I’ll admit that pickleball for old people makes some sense. I’m more discouraged by its appeal to young people. Then again, consider the times we live in. Our world is filled with so much short format entertainment content and so much adoration for celebrities and influencers that produce nothing but shallow, shallow drivel. Pickleball is short format entertainment and celebrity endorsed - the sporting equivalent of Tik Tok. Nearly everyone that tries pickleball is told ad nauseam how much they’re going to love it before they even hit a ball. Evidently, humans are susceptible to this kind of herd mentality.

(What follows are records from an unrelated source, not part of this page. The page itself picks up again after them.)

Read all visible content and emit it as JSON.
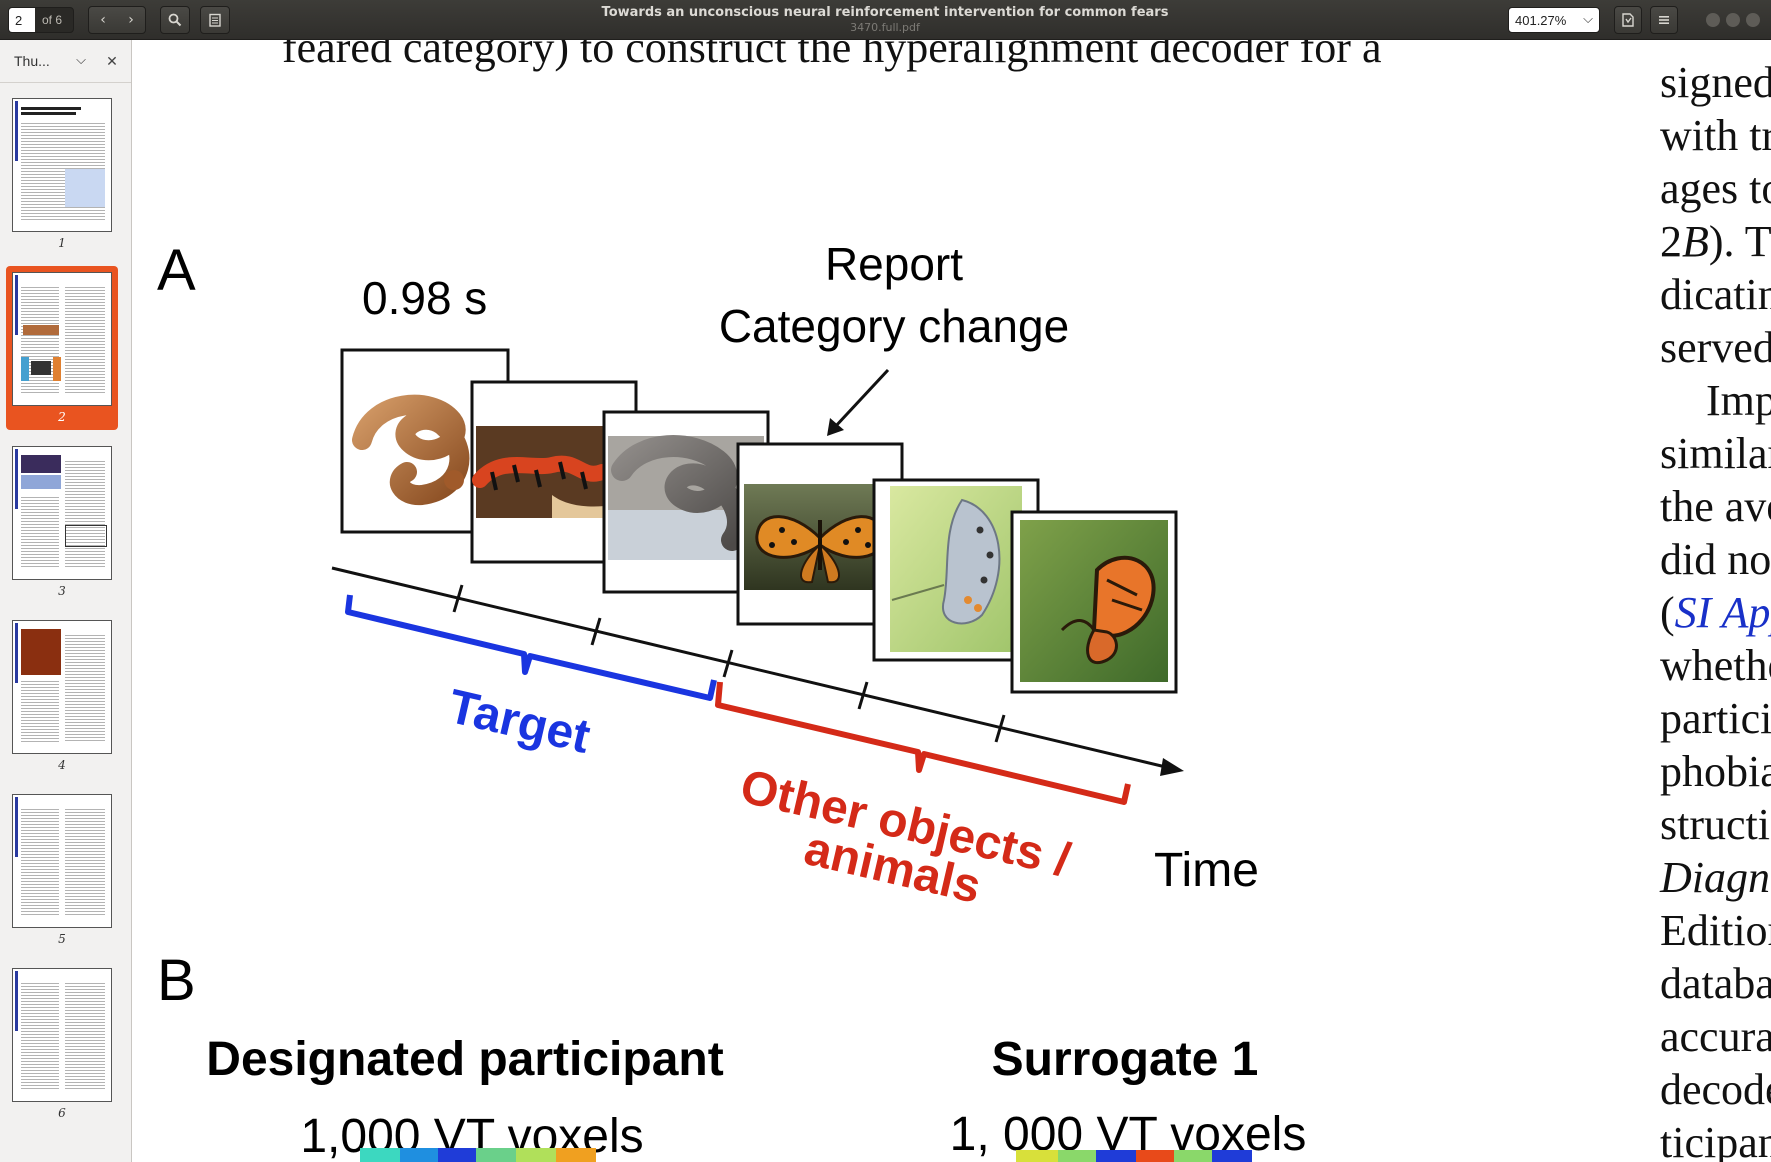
{
  "toolbar": {
    "page_current": "2",
    "page_total": "of 6",
    "title": "Towards an unconscious neural reinforcement intervention for common fears",
    "filename": "3470.full.pdf",
    "zoom": "401.27%"
  },
  "sidebar": {
    "mode_label": "Thu...",
    "thumbnails": [
      {
        "num": "1"
      },
      {
        "num": "2"
      },
      {
        "num": "3"
      },
      {
        "num": "4"
      },
      {
        "num": "5"
      },
      {
        "num": "6"
      }
    ]
  },
  "document": {
    "top_line": "feared category) to construct the hyperalignment decoder for a",
    "figure": {
      "panel_a": "A",
      "duration": "0.98 s",
      "report_line1": "Report",
      "report_line2": "Category change",
      "target_label": "Target",
      "other_line1": "Other objects /",
      "other_line2": "animals",
      "time_label": "Time",
      "panel_b": "B",
      "designated": "Designated participant",
      "designated_voxels": "1,000 VT voxels",
      "surrogate": "Surrogate 1",
      "surrogate_voxels": "1, 000 VT voxels"
    },
    "right_column": [
      {
        "text": "signed-rank"
      },
      {
        "text": "with traditio"
      },
      {
        "text": "ages to the"
      },
      {
        "pre": "2",
        "pre_italic": "B",
        "text": "). These"
      },
      {
        "text": "dicating tha"
      },
      {
        "text": "served by hy"
      },
      {
        "text": "Importar"
      },
      {
        "text": "similar fear"
      },
      {
        "text": "the average"
      },
      {
        "text": "did not mo"
      },
      {
        "pre": "(",
        "link": "SI Append"
      },
      {
        "text": "whether hyp"
      },
      {
        "text": "participants"
      },
      {
        "text": "phobias, by"
      },
      {
        "text": "struction se"
      },
      {
        "text": "Diagnostic"
      },
      {
        "text": "Edition crit"
      },
      {
        "text": "database ar"
      },
      {
        "text": "accuracy of"
      },
      {
        "text": "decoders co"
      },
      {
        "text": "ticipants ha"
      }
    ]
  },
  "colors": {
    "accent": "#e95420",
    "target": "#1a35e0",
    "other": "#d42a18",
    "link": "#1830c8"
  },
  "icons": [
    "back-icon",
    "forward-icon",
    "search-icon",
    "annotations-icon",
    "save-icon",
    "menu-icon",
    "minimize-icon",
    "maximize-icon",
    "close-icon",
    "chevron-down-icon"
  ]
}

There’s a maxim in economics called Stein’s Law that suggests “if something cannot go on forever, it will stop.” As an industry, pickleball may not be built to last. First, consider the moral issue at stake. Sports are a means to help children and adults develop into well-rounded, physically fit, and goal-oriented people. What are the values of a sport that anyone can learn in a day? Second, consider the fiscal issue. Why invest in an industry that only requires one day of training and minimal consumer interaction? Why coach a sport that has so few technical difficulties, where one lesson is enough for the majority of people to learn the basics? Anything that’s so easy to pick up will be just as easy to put down. Remember Peloton? When the dust settles and the social media hype dies down, it seems more likely than not that people will look at pickleball in an objective light - that nothing seriously interesting has happened since the first few times they’ve played.